Each player has their own breaking point on weather to continue on with their dream or to give it up for the 9-5 world. The boundaries are different for everyone. Some players are content playing until the uniform is torn of their back and other guys will only play as far as their talent will take them. Its hard to watch players fail that give up everything to do this job. Their lives are put on hold in pursuit of a childhood dream. Obviously if a player reaches the big leagues then every ounce of the struggle was worth it. It also could be reasonably argued however even if a player doesn’t reach the major leagues the struggle was still worth the effort after all. Maybe the reward is the opportunity and not the end result when it’s all said and done ?
This is a cynical business I work in and a lot of the human element of my career is removed because of the ungodly amounts of money that are available to my clients but that doesn’t make it right. It doesn’t mean that the pursuit of money should triumph above all else. Agents are supposed to aid and assist people in pursuit of the dreams in addition to enriching their lives off the field.
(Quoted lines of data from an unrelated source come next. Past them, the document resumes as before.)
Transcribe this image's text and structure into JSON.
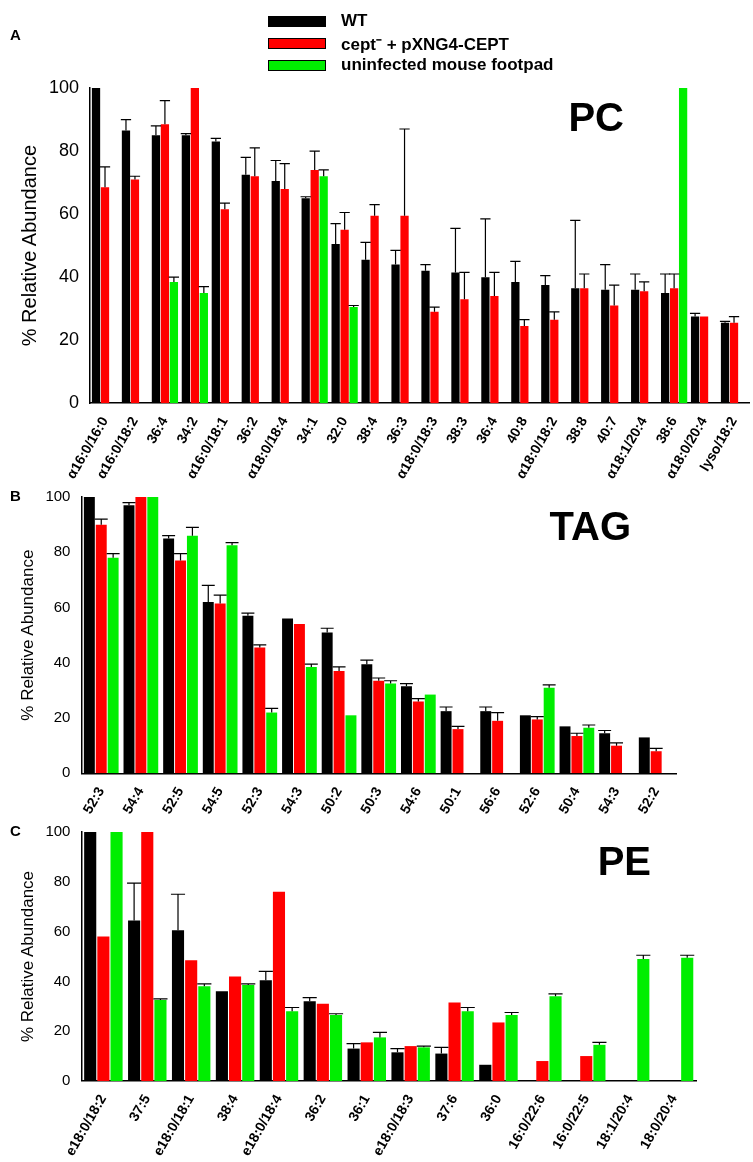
{
  "chart_data": [
    {
      "type": "bar",
      "title": "PC",
      "ylabel": "% Relative Abundance",
      "annotations": [
        "A"
      ],
      "legend": "top",
      "grid": false,
      "categories": [
        "α16:0/16:0",
        "α16:0/18:2",
        "36:4",
        "34:2",
        "α16:0/18:1",
        "36:2",
        "α18:0/18:4",
        "34:1",
        "32:0",
        "38:4",
        "36:3",
        "α18:0/18:3",
        "38:3",
        "36:4",
        "40:8",
        "α18:0/18:2",
        "38:8",
        "40:7",
        "α18:1/20:4",
        "38:6",
        "α18:0/20:4",
        "lyso/18:2"
      ],
      "ylim": [
        0,
        100
      ],
      "yticks": [
        0,
        20,
        40,
        60,
        80,
        100
      ],
      "series": [
        {
          "name": "WT",
          "color": "#000000",
          "values": [
            100,
            86.5,
            85,
            85,
            83,
            72.5,
            70.5,
            65,
            50.5,
            45.5,
            44,
            42,
            41.5,
            40,
            38.5,
            37.5,
            36.5,
            36,
            36,
            35,
            27.5,
            25.5
          ],
          "errors": [
            null,
            [
              86.5,
              90
            ],
            [
              85,
              88
            ],
            [
              85,
              85.5
            ],
            [
              83,
              84
            ],
            [
              72.5,
              78
            ],
            [
              70.5,
              77
            ],
            [
              65,
              65.5
            ],
            [
              50.5,
              57
            ],
            [
              45.5,
              51
            ],
            [
              44,
              48.5
            ],
            [
              42,
              44
            ],
            [
              41.5,
              55.5
            ],
            [
              40,
              58.5
            ],
            [
              38.5,
              45
            ],
            [
              37.5,
              40.5
            ],
            [
              36.5,
              58
            ],
            [
              36,
              44
            ],
            [
              36,
              41
            ],
            [
              35,
              41
            ],
            [
              27.5,
              28.5
            ],
            [
              25.5,
              26
            ]
          ]
        },
        {
          "name": "cept⁻ + pXNG4-CEPT",
          "color": "#ff0000",
          "values": [
            68.5,
            71,
            88.5,
            100,
            61.5,
            72,
            68,
            74,
            55,
            59.5,
            59.5,
            29,
            33,
            34,
            24.5,
            26.5,
            36.5,
            31,
            35.5,
            36.5,
            27.5,
            25.5
          ],
          "errors": [
            [
              68.5,
              75
            ],
            [
              71,
              72
            ],
            [
              88.5,
              96
            ],
            null,
            [
              61.5,
              63.5
            ],
            [
              72,
              81
            ],
            [
              68,
              76
            ],
            [
              74,
              80
            ],
            [
              55,
              60.5
            ],
            [
              59.5,
              63
            ],
            [
              59.5,
              87
            ],
            [
              29,
              30.5
            ],
            [
              33,
              41.5
            ],
            [
              34,
              41.5
            ],
            [
              24.5,
              26.5
            ],
            [
              26.5,
              29
            ],
            [
              36.5,
              41
            ],
            [
              31,
              37.5
            ],
            [
              35.5,
              38.5
            ],
            [
              36.5,
              41
            ],
            null,
            [
              25.5,
              27.5
            ]
          ]
        },
        {
          "name": "uninfected mouse footpad",
          "color": "#00ee00",
          "values": [
            null,
            null,
            38.5,
            35,
            null,
            null,
            null,
            72,
            30.5,
            null,
            null,
            null,
            null,
            null,
            null,
            null,
            null,
            null,
            null,
            100,
            null,
            null
          ],
          "errors": [
            null,
            null,
            [
              38.5,
              40
            ],
            [
              35,
              37
            ],
            null,
            null,
            null,
            [
              72,
              74
            ],
            [
              30.5,
              31
            ],
            null,
            null,
            null,
            null,
            null,
            null,
            null,
            null,
            null,
            null,
            null,
            null,
            null
          ]
        }
      ]
    },
    {
      "type": "bar",
      "title": "TAG",
      "ylabel": "% Relative Abundance",
      "annotations": [
        "B"
      ],
      "grid": false,
      "categories": [
        "52:3",
        "54:4",
        "52:5",
        "54:5",
        "52:3",
        "54:3",
        "50:2",
        "50:3",
        "54:6",
        "50:1",
        "56:6",
        "52:6",
        "50:4",
        "54:3",
        "52:2"
      ],
      "ylim": [
        0,
        100
      ],
      "yticks": [
        0,
        20,
        40,
        60,
        80,
        100
      ],
      "series": [
        {
          "color": "#000000",
          "values": [
            100,
            97,
            85,
            62,
            57,
            56,
            51,
            39.5,
            31.5,
            22.5,
            22.5,
            21,
            17,
            14.5,
            13
          ],
          "errors": [
            null,
            [
              97,
              98
            ],
            [
              85,
              86
            ],
            [
              62,
              68
            ],
            [
              57,
              58
            ],
            null,
            [
              51,
              52.5
            ],
            [
              39.5,
              41
            ],
            [
              31.5,
              32.5
            ],
            [
              22.5,
              24
            ],
            [
              22.5,
              24
            ],
            null,
            null,
            [
              14.5,
              15.5
            ],
            null
          ]
        },
        {
          "color": "#ff0000",
          "values": [
            90,
            100,
            77,
            61.5,
            45.5,
            54,
            37,
            33.5,
            26,
            16,
            19,
            19.5,
            13.5,
            10,
            8
          ],
          "errors": [
            [
              90,
              92
            ],
            null,
            [
              77,
              79.5
            ],
            [
              61.5,
              64.5
            ],
            [
              45.5,
              46.5
            ],
            null,
            [
              37,
              38.5
            ],
            [
              33.5,
              34.5
            ],
            [
              26,
              27
            ],
            [
              16,
              17
            ],
            [
              19,
              22
            ],
            [
              19.5,
              20.5
            ],
            [
              13.5,
              14.5
            ],
            [
              10,
              11
            ],
            [
              8,
              9
            ]
          ]
        },
        {
          "color": "#00ee00",
          "values": [
            78,
            100,
            86,
            82.5,
            22,
            38.5,
            21,
            32.5,
            28.5,
            null,
            null,
            31,
            16.5,
            null,
            null
          ],
          "errors": [
            [
              78,
              79.5
            ],
            null,
            [
              86,
              89
            ],
            [
              82.5,
              83.5
            ],
            [
              22,
              23.5
            ],
            [
              38.5,
              39.5
            ],
            null,
            [
              32.5,
              33.5
            ],
            null,
            null,
            null,
            [
              31,
              32
            ],
            [
              16.5,
              17.5
            ],
            null,
            null
          ]
        }
      ]
    },
    {
      "type": "bar",
      "title": "PE",
      "ylabel": "% Relative Abundance",
      "annotations": [
        "C"
      ],
      "grid": false,
      "categories": [
        "e18:0/18:2",
        "37:5",
        "e18:0/18:1",
        "38:4",
        "e18:0/18:4",
        "36:2",
        "36:1",
        "e18:0/18:3",
        "37:6",
        "36:0",
        "16:0/22:6",
        "16:0/22:5",
        "18:1/20:4",
        "18:0/20:4"
      ],
      "ylim": [
        0,
        100
      ],
      "yticks": [
        0,
        20,
        40,
        60,
        80,
        100
      ],
      "series": [
        {
          "color": "#000000",
          "values": [
            100,
            64.5,
            60.5,
            36,
            40.5,
            32,
            13,
            11.5,
            11,
            6.5,
            null,
            null,
            null,
            null
          ],
          "errors": [
            null,
            [
              64.5,
              79.5
            ],
            [
              60.5,
              75
            ],
            null,
            [
              40.5,
              44
            ],
            [
              32,
              33.5
            ],
            [
              13,
              15
            ],
            [
              11.5,
              13
            ],
            [
              11,
              13.5
            ],
            null,
            null,
            null,
            null,
            null
          ]
        },
        {
          "color": "#ff0000",
          "values": [
            58,
            100,
            48.5,
            42,
            76,
            31,
            15.5,
            14,
            31.5,
            23.5,
            8,
            10,
            null,
            null
          ]
        },
        {
          "color": "#00ee00",
          "values": [
            100,
            32.5,
            38,
            38.5,
            28,
            26.5,
            17.5,
            13.5,
            28,
            26.5,
            34,
            14.5,
            49,
            49.5
          ],
          "errors": [
            null,
            [
              32.5,
              33
            ],
            [
              38,
              39
            ],
            [
              38.5,
              39
            ],
            [
              28,
              29.5
            ],
            [
              26.5,
              27
            ],
            [
              17.5,
              19.5
            ],
            [
              13.5,
              14
            ],
            [
              28,
              29.5
            ],
            [
              26.5,
              27.5
            ],
            [
              34,
              35
            ],
            [
              14.5,
              15.5
            ],
            [
              49,
              50.5
            ],
            [
              49.5,
              50.5
            ]
          ]
        }
      ]
    }
  ]
}
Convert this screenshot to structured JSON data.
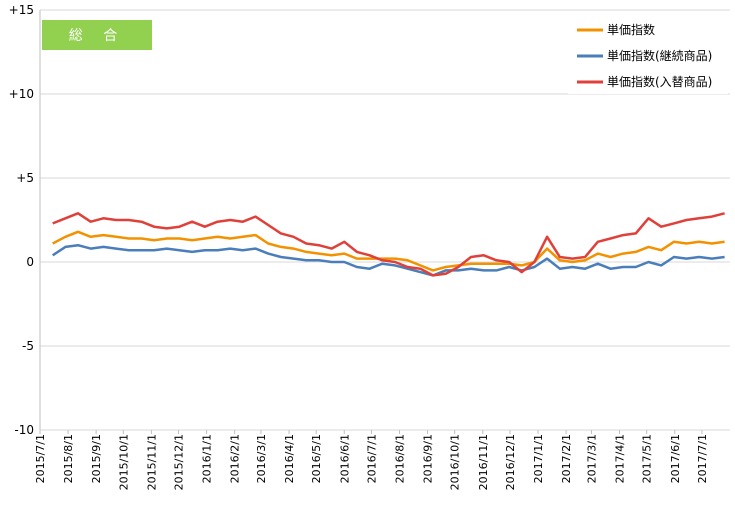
{
  "badge": {
    "label": "総 合",
    "color": "#92D050"
  },
  "chart_data": {
    "type": "line",
    "title": "総 合",
    "ylim": [
      -10,
      15
    ],
    "y_ticks": [
      {
        "value": 15,
        "label": "+15"
      },
      {
        "value": 10,
        "label": "+10"
      },
      {
        "value": 5,
        "label": "+5"
      },
      {
        "value": 0,
        "label": "0"
      },
      {
        "value": -5,
        "label": "-5"
      },
      {
        "value": -10,
        "label": "-10"
      }
    ],
    "x_ticks": [
      "2015/7/1",
      "2015/8/1",
      "2015/9/1",
      "2015/10/1",
      "2015/11/1",
      "2015/12/1",
      "2016/1/1",
      "2016/2/1",
      "2016/3/1",
      "2016/4/1",
      "2016/5/1",
      "2016/6/1",
      "2016/7/1",
      "2016/8/1",
      "2016/9/1",
      "2016/10/1",
      "2016/11/1",
      "2016/12/1",
      "2017/1/1",
      "2017/2/1",
      "2017/3/1",
      "2017/4/1",
      "2017/5/1",
      "2017/6/1",
      "2017/7/1"
    ],
    "grid": "horizontal",
    "legend_position": "top-right",
    "series": [
      {
        "name": "単価指数",
        "color": "#F39200",
        "points": [
          [
            "2015/7/15",
            1.1
          ],
          [
            "2015/7/29",
            1.5
          ],
          [
            "2015/8/12",
            1.8
          ],
          [
            "2015/8/26",
            1.5
          ],
          [
            "2015/9/9",
            1.6
          ],
          [
            "2015/9/23",
            1.5
          ],
          [
            "2015/10/7",
            1.4
          ],
          [
            "2015/10/21",
            1.4
          ],
          [
            "2015/11/4",
            1.3
          ],
          [
            "2015/11/18",
            1.4
          ],
          [
            "2015/12/2",
            1.4
          ],
          [
            "2015/12/16",
            1.3
          ],
          [
            "2015/12/30",
            1.4
          ],
          [
            "2016/1/13",
            1.5
          ],
          [
            "2016/1/27",
            1.4
          ],
          [
            "2016/2/10",
            1.5
          ],
          [
            "2016/2/24",
            1.6
          ],
          [
            "2016/3/9",
            1.1
          ],
          [
            "2016/3/23",
            0.9
          ],
          [
            "2016/4/6",
            0.8
          ],
          [
            "2016/4/20",
            0.6
          ],
          [
            "2016/5/4",
            0.5
          ],
          [
            "2016/5/18",
            0.4
          ],
          [
            "2016/6/1",
            0.5
          ],
          [
            "2016/6/15",
            0.2
          ],
          [
            "2016/6/29",
            0.2
          ],
          [
            "2016/7/13",
            0.2
          ],
          [
            "2016/7/27",
            0.2
          ],
          [
            "2016/8/10",
            0.1
          ],
          [
            "2016/8/24",
            -0.2
          ],
          [
            "2016/9/7",
            -0.5
          ],
          [
            "2016/9/21",
            -0.3
          ],
          [
            "2016/10/5",
            -0.2
          ],
          [
            "2016/10/19",
            -0.1
          ],
          [
            "2016/11/2",
            -0.1
          ],
          [
            "2016/11/16",
            -0.1
          ],
          [
            "2016/11/30",
            -0.1
          ],
          [
            "2016/12/14",
            -0.2
          ],
          [
            "2016/12/28",
            0.0
          ],
          [
            "2017/1/11",
            0.8
          ],
          [
            "2017/1/25",
            0.1
          ],
          [
            "2017/2/8",
            0.0
          ],
          [
            "2017/2/22",
            0.1
          ],
          [
            "2017/3/8",
            0.5
          ],
          [
            "2017/3/22",
            0.3
          ],
          [
            "2017/4/5",
            0.5
          ],
          [
            "2017/4/19",
            0.6
          ],
          [
            "2017/5/3",
            0.9
          ],
          [
            "2017/5/17",
            0.7
          ],
          [
            "2017/5/31",
            1.2
          ],
          [
            "2017/6/14",
            1.1
          ],
          [
            "2017/6/28",
            1.2
          ],
          [
            "2017/7/12",
            1.1
          ],
          [
            "2017/7/26",
            1.2
          ]
        ]
      },
      {
        "name": "単価指数(継続商品)",
        "color": "#4A7EBB",
        "points": [
          [
            "2015/7/15",
            0.4
          ],
          [
            "2015/7/29",
            0.9
          ],
          [
            "2015/8/12",
            1.0
          ],
          [
            "2015/8/26",
            0.8
          ],
          [
            "2015/9/9",
            0.9
          ],
          [
            "2015/9/23",
            0.8
          ],
          [
            "2015/10/7",
            0.7
          ],
          [
            "2015/10/21",
            0.7
          ],
          [
            "2015/11/4",
            0.7
          ],
          [
            "2015/11/18",
            0.8
          ],
          [
            "2015/12/2",
            0.7
          ],
          [
            "2015/12/16",
            0.6
          ],
          [
            "2015/12/30",
            0.7
          ],
          [
            "2016/1/13",
            0.7
          ],
          [
            "2016/1/27",
            0.8
          ],
          [
            "2016/2/10",
            0.7
          ],
          [
            "2016/2/24",
            0.8
          ],
          [
            "2016/3/9",
            0.5
          ],
          [
            "2016/3/23",
            0.3
          ],
          [
            "2016/4/6",
            0.2
          ],
          [
            "2016/4/20",
            0.1
          ],
          [
            "2016/5/4",
            0.1
          ],
          [
            "2016/5/18",
            0.0
          ],
          [
            "2016/6/1",
            0.0
          ],
          [
            "2016/6/15",
            -0.3
          ],
          [
            "2016/6/29",
            -0.4
          ],
          [
            "2016/7/13",
            -0.1
          ],
          [
            "2016/7/27",
            -0.2
          ],
          [
            "2016/8/10",
            -0.4
          ],
          [
            "2016/8/24",
            -0.6
          ],
          [
            "2016/9/7",
            -0.8
          ],
          [
            "2016/9/21",
            -0.5
          ],
          [
            "2016/10/5",
            -0.5
          ],
          [
            "2016/10/19",
            -0.4
          ],
          [
            "2016/11/2",
            -0.5
          ],
          [
            "2016/11/16",
            -0.5
          ],
          [
            "2016/11/30",
            -0.3
          ],
          [
            "2016/12/14",
            -0.5
          ],
          [
            "2016/12/28",
            -0.3
          ],
          [
            "2017/1/11",
            0.2
          ],
          [
            "2017/1/25",
            -0.4
          ],
          [
            "2017/2/8",
            -0.3
          ],
          [
            "2017/2/22",
            -0.4
          ],
          [
            "2017/3/8",
            -0.1
          ],
          [
            "2017/3/22",
            -0.4
          ],
          [
            "2017/4/5",
            -0.3
          ],
          [
            "2017/4/19",
            -0.3
          ],
          [
            "2017/5/3",
            0.0
          ],
          [
            "2017/5/17",
            -0.2
          ],
          [
            "2017/5/31",
            0.3
          ],
          [
            "2017/6/14",
            0.2
          ],
          [
            "2017/6/28",
            0.3
          ],
          [
            "2017/7/12",
            0.2
          ],
          [
            "2017/7/26",
            0.3
          ]
        ]
      },
      {
        "name": "単価指数(入替商品)",
        "color": "#E0403A",
        "points": [
          [
            "2015/7/15",
            2.3
          ],
          [
            "2015/7/29",
            2.6
          ],
          [
            "2015/8/12",
            2.9
          ],
          [
            "2015/8/26",
            2.4
          ],
          [
            "2015/9/9",
            2.6
          ],
          [
            "2015/9/23",
            2.5
          ],
          [
            "2015/10/7",
            2.5
          ],
          [
            "2015/10/21",
            2.4
          ],
          [
            "2015/11/4",
            2.1
          ],
          [
            "2015/11/18",
            2.0
          ],
          [
            "2015/12/2",
            2.1
          ],
          [
            "2015/12/16",
            2.4
          ],
          [
            "2015/12/30",
            2.1
          ],
          [
            "2016/1/13",
            2.4
          ],
          [
            "2016/1/27",
            2.5
          ],
          [
            "2016/2/10",
            2.4
          ],
          [
            "2016/2/24",
            2.7
          ],
          [
            "2016/3/9",
            2.2
          ],
          [
            "2016/3/23",
            1.7
          ],
          [
            "2016/4/6",
            1.5
          ],
          [
            "2016/4/20",
            1.1
          ],
          [
            "2016/5/4",
            1.0
          ],
          [
            "2016/5/18",
            0.8
          ],
          [
            "2016/6/1",
            1.2
          ],
          [
            "2016/6/15",
            0.6
          ],
          [
            "2016/6/29",
            0.4
          ],
          [
            "2016/7/13",
            0.1
          ],
          [
            "2016/7/27",
            0.0
          ],
          [
            "2016/8/10",
            -0.3
          ],
          [
            "2016/8/24",
            -0.4
          ],
          [
            "2016/9/7",
            -0.8
          ],
          [
            "2016/9/21",
            -0.7
          ],
          [
            "2016/10/5",
            -0.3
          ],
          [
            "2016/10/19",
            0.3
          ],
          [
            "2016/11/2",
            0.4
          ],
          [
            "2016/11/16",
            0.1
          ],
          [
            "2016/11/30",
            0.0
          ],
          [
            "2016/12/14",
            -0.6
          ],
          [
            "2016/12/28",
            0.0
          ],
          [
            "2017/1/11",
            1.5
          ],
          [
            "2017/1/25",
            0.3
          ],
          [
            "2017/2/8",
            0.2
          ],
          [
            "2017/2/22",
            0.3
          ],
          [
            "2017/3/8",
            1.2
          ],
          [
            "2017/3/22",
            1.4
          ],
          [
            "2017/4/5",
            1.6
          ],
          [
            "2017/4/19",
            1.7
          ],
          [
            "2017/5/3",
            2.6
          ],
          [
            "2017/5/17",
            2.1
          ],
          [
            "2017/5/31",
            2.3
          ],
          [
            "2017/6/14",
            2.5
          ],
          [
            "2017/6/28",
            2.6
          ],
          [
            "2017/7/12",
            2.7
          ],
          [
            "2017/7/26",
            2.9
          ]
        ]
      }
    ]
  }
}
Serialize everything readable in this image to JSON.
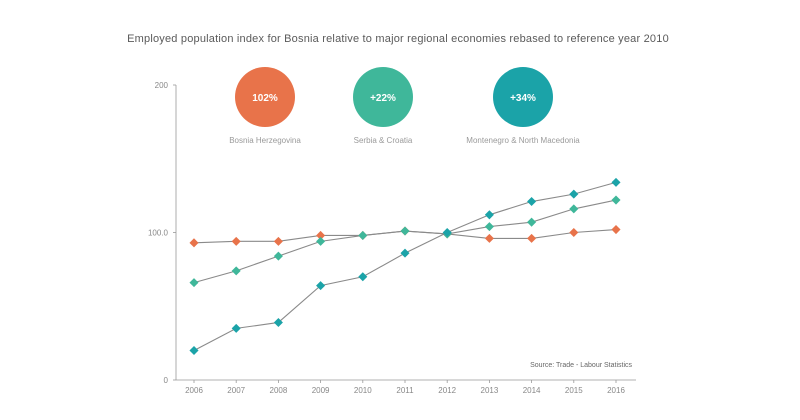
{
  "chart_data": {
    "type": "line",
    "title": "Employed population index for Bosnia relative to major regional economies rebased to reference year 2010",
    "xlabel": "",
    "ylabel": "",
    "x": [
      "2006",
      "2007",
      "2008",
      "2009",
      "2010",
      "2011",
      "2012",
      "2013",
      "2014",
      "2015",
      "2016"
    ],
    "ylim": [
      0,
      200
    ],
    "yticks": [
      {
        "value": 0,
        "label": "0"
      },
      {
        "value": 100,
        "label": "100.0"
      },
      {
        "value": 200,
        "label": "200"
      }
    ],
    "grid": false,
    "series": [
      {
        "name": "Bosnia Herzegovina",
        "color": "#e8734a",
        "values": [
          93,
          94,
          94,
          98,
          98,
          101,
          99,
          96,
          96,
          100,
          102
        ]
      },
      {
        "name": "Serbia & Croatia",
        "color": "#3fb79a",
        "values": [
          66,
          74,
          84,
          94,
          98,
          101,
          99,
          104,
          107,
          116,
          122
        ]
      },
      {
        "name": "Montenegro & North Macedonia",
        "color": "#1ba3a8",
        "values": [
          20,
          35,
          39,
          64,
          70,
          86,
          100,
          112,
          121,
          126,
          134
        ]
      }
    ],
    "bubbles": [
      {
        "value": "102%",
        "color": "#e8734a"
      },
      {
        "value": "+22%",
        "color": "#3fb79a"
      },
      {
        "value": "+34%",
        "color": "#1ba3a8"
      }
    ],
    "source": "Source: Trade - Labour Statistics"
  }
}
Agents have a responsibility to do everything they can off the field so all the player has to do is go play baseball. A good agent simplifies the situation to that very basic equation. The agent does everything off the field and the player goes to work on the field. it’s a mutually beneficial relationship if both parties do what is required of them and that’s just the way things are.
I wish each and every player who has a dream to play in the major leagues could achieve that dream. The deck is stacked heavily against each player who puts on a uniform each day that a game is played. For a lucky few the dream is ultimately realized but for the vast majority of players the dream dies at some point in the minor leagues whether it be because of injuries or a lack of ability or lack of desire. As an agent if a player doesn’t make it to the big leagues it’s a devastating event. For me personally it has less to do with the monetary loss because it is absolutely impossible to put a price on somebody’s dreams. Even though players retire I am always there for a client as long as they will have me.